The US-South Korean alliance, initially forged around defence and security, has been expanding into a more comprehensive one including economy and technology, Kim and Pelosi said.
The two speakers agreed to lend parliamentary support to help expand the alliance to a global one, according to the statement.
Pelosi reiterated her Asian trip was part of efforts to reaffirm US commitment to its allies and friends with a focus on mutual security, economic partnership and democratic governance in the Indo-Pacific region.
According to a senior aide to Yoon, the South Korean leader told Pelosi during the 40-minute phone call that her visit to Panmunjom would serve as a “sign of deterrence” and that he would work closely with the US Congress to deepen the bilateral alliance. Pelosi said the allies needed to jointly build a “free and open” Indo-Pacific order.
The conservative Chosun Ilbo said in an editorial that Yoon’s failure to meet Pelosi would give the US and China “a wrong signal”.
It noted Yoon had been elected on a platform to strengthen the US-South Korea alliance and that Pelosi had met former President Park Geun-hye when she last visited Seoul in 2015.
“South Korea needs to tread carefully in dealing with China as it is the country’s largest trading partner and a key country related to the North Korean nuclear issue,” the newspaper said. “However, it is feared if the government continues with a submissive attitude like that of (former liberal president) Moon Jae-in’s administration towards China, China-South Korea ties would remain distorted.”
Another conservative daily, the Dong-A Ilbo, said the US-China conflict, which is “heading toward its worst”, is bound to put a “significant burden on South Korea as well”.

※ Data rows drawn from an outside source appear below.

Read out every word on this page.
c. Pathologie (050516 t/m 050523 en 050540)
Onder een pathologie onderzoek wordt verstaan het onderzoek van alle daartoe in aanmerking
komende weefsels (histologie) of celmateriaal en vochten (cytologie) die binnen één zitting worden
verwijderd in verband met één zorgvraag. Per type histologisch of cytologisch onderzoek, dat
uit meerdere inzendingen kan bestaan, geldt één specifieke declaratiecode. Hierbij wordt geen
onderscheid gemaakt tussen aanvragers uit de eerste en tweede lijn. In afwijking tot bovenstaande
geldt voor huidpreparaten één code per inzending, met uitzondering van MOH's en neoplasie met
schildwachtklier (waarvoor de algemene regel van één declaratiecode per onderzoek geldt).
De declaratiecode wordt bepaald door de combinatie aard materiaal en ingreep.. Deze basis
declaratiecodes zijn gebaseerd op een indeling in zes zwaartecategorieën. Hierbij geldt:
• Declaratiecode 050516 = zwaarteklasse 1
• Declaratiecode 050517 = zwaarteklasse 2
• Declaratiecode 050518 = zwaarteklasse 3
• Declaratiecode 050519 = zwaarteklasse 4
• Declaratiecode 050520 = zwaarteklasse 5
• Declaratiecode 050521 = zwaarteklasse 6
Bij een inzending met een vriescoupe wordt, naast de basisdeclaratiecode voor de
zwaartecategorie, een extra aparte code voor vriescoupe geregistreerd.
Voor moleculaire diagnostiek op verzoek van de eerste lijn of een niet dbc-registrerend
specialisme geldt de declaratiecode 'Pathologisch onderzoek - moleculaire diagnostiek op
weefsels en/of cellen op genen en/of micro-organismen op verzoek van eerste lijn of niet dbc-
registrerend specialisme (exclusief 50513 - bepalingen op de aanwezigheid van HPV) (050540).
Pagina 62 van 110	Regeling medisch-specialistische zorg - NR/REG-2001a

“In the face of the mounting crisis in the Taiwan Strait, the North Korean nuclear issue is likely to be put on the back burner and South Korea will come under increasing pressure from Washington to do its bit as an ally,” the Dong-A said.
The paper urged prudence from the government in the face of mounting tensions across the Taiwan Strait and the intensifying semiconductor security conflict, saying it was “unclear where the sparks of the furious Chinese reaction will fall”.
Yoo Seong-min, a former lawmaker of Yoon’s ruling People Power Party, criticised what he called “inconsistency” in the president’s diplomacy over the failure to meet Pelosi.
Yoon, who has been at home since Monday, left his residence with his wife and watched a play on Wednesday, hours before Pelosi landed at a US airbase in Osan, 42km south of Seoul.
“It is not understandable that the president is not going to meet the No. 2 from Washington while he had time to spare for watching a play and an after-party,” Yoo wrote on Facebook. “It won’t be of any help for our national interests for the government which is passing the first months in office to blow hot and cold in diplomacy.”
Ironically, Yoon’s inaction earned praise from the opposition.
Lawmaker Kim Eui-gyeom of the opposition Democratic Party of Korea, an outspoken critic of Yoon, went out of his way to compliment Yoon for avoiding Pelosi.
“It’s like jumping into the fire carrying a powder keg on the back (for Yoon) to meet Pelosi amid mounting US-China conflicts,” he said.